Clearly, 3 to 4 ml would have been a common choice, possibly even the most common, had the option been available. If we assume that those in the 4 to 5 ml group largely consumed less than 5 ml, the survey actually shows that 58.7 percent of vapers have less than 5 ml of e-liquid per day, but strictly speaking all we can say is that 58.7 percent consume 5 ml or less, with the emphasis on the less. It seems like it would have been more reasonable to choose 4 ml as an estimate based on this data.
So, what happens if you do the back-of-the-envelope math a little better? Of the 14 e-liquids containing vanillin, the average content was just 4.54 mg/ml. Even using the questionable assumption of 5 ml per day, this would only work out to about 22.7 mg consumed per day, and for 4 ml of e-liquid per day it’d be just 18.2 mg of vanillin per day. This is around 3 to 3.7 times less than the workplace exposure limit. Going through a similar process for the benzaldehyde (although less reliably, owing to the fewer liquids with it present) gives an average of 7.6 mg/ml and an exposure to 30.4 to 38 mg per day (depending on liquid consumption), again, lower than the recommended maximum daily workplace exposure.
It also goes without saying that it would be unusual (to say the least) to vape the same e-liquid flavor all day, and much more so to vape it all day, every day, for several years. In short, pretty much everything about the author’s calculation is questionable.
How Much Flavoring Chemicals do Smokers Inhale?
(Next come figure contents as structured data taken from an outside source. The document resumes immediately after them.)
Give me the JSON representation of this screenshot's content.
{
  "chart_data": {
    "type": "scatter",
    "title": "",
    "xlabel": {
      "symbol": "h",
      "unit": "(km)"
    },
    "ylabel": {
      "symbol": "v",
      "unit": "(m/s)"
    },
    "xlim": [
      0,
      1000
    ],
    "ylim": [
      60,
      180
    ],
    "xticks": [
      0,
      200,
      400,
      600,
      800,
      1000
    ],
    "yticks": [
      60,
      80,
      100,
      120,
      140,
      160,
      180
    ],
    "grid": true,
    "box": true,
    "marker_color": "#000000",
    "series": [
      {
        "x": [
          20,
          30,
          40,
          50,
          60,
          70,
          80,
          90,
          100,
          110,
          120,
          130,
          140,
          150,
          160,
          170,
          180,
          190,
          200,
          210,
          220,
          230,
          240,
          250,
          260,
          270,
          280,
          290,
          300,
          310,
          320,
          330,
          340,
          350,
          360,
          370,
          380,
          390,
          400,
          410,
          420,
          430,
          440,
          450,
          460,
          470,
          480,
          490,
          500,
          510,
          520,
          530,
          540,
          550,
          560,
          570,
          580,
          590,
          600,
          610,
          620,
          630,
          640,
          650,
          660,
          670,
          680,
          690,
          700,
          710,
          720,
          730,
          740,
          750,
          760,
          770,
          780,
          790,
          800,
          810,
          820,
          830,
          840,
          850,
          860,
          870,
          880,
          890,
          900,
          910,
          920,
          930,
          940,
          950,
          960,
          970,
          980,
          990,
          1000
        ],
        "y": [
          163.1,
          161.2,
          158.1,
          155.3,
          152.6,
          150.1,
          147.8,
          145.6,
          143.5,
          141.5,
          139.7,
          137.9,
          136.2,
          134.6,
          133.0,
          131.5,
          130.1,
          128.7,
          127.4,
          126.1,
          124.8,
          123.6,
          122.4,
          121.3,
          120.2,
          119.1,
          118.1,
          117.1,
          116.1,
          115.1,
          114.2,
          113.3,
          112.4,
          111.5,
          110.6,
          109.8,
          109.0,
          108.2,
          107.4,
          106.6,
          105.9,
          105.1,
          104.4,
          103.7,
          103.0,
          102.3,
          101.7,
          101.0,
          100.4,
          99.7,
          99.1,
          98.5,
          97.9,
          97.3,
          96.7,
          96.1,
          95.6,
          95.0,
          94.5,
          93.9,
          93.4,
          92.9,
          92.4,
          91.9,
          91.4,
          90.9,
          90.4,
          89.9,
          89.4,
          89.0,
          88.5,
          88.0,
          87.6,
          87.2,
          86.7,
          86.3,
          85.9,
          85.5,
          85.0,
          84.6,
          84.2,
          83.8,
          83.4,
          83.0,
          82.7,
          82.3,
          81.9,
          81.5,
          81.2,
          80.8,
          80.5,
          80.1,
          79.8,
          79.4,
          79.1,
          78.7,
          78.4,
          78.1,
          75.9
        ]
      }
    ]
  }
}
The authors didn’t feel the need to point out that cigarettes alsocontain quite a lot of flavoring chemicals, including benzaldehyde and vanillin, as well as tons of others. The percentages of each are very low, but it adds up since there are lots of them. Based on RJ Reynolds’ maximum levels of use for their ingredients (for any of their brands, so it’s admittedly very unlikely this would represent any one brand) and the listed percentages of each of the flavors (only counting ones with detectable levels and those not also used for other purposes), around 8.5 percent of tobacco, by weight, is composed of flavorings, or 5.3 percent not including menthol. Only one e-liquid was over 4 percent flavorings by weight, with the majority containing under 1 percent. Admittedly the levels would be impacted by the combustion or vaporization process, but the point is clear regardless: vapers inhaled loads of flavorings anyway. So, should we be more worried about flavorings in tobacco cigarettes? Someone probably would be if there weren’t loads of worse things in cigarettes.
For individual flavors like vanillin and benzaldehyde, most e-liquids with them present do contain more (as you may expect), but if you’re concerned about inhalation of flavorings overall, it seems that even a single brand of cigarettes would contain comparable amounts of flavorings to e-liquids. Sadly, when you look for ingredient listings for a specific brand, all you get is the eerily familiar “artificial and natural flavors” line, which really doesn’t cut it, for cigs or e-cigs.
Strangely, despite the simplistic nature of the study and the exaggerated, worst-case calculations, the measures suggested by the authors – listing ingredients (in full) and limiting quantities of those with a known risk – are actually reasonable. This underlines the core point when considering the risk from flavorings: if any are pretty bad, like diacetyl, even if it isn’t a huge risk, mixers can simply stop putting them in. As usual, the media concern goes well above and beyond what is justified by the science or even basic reasoning.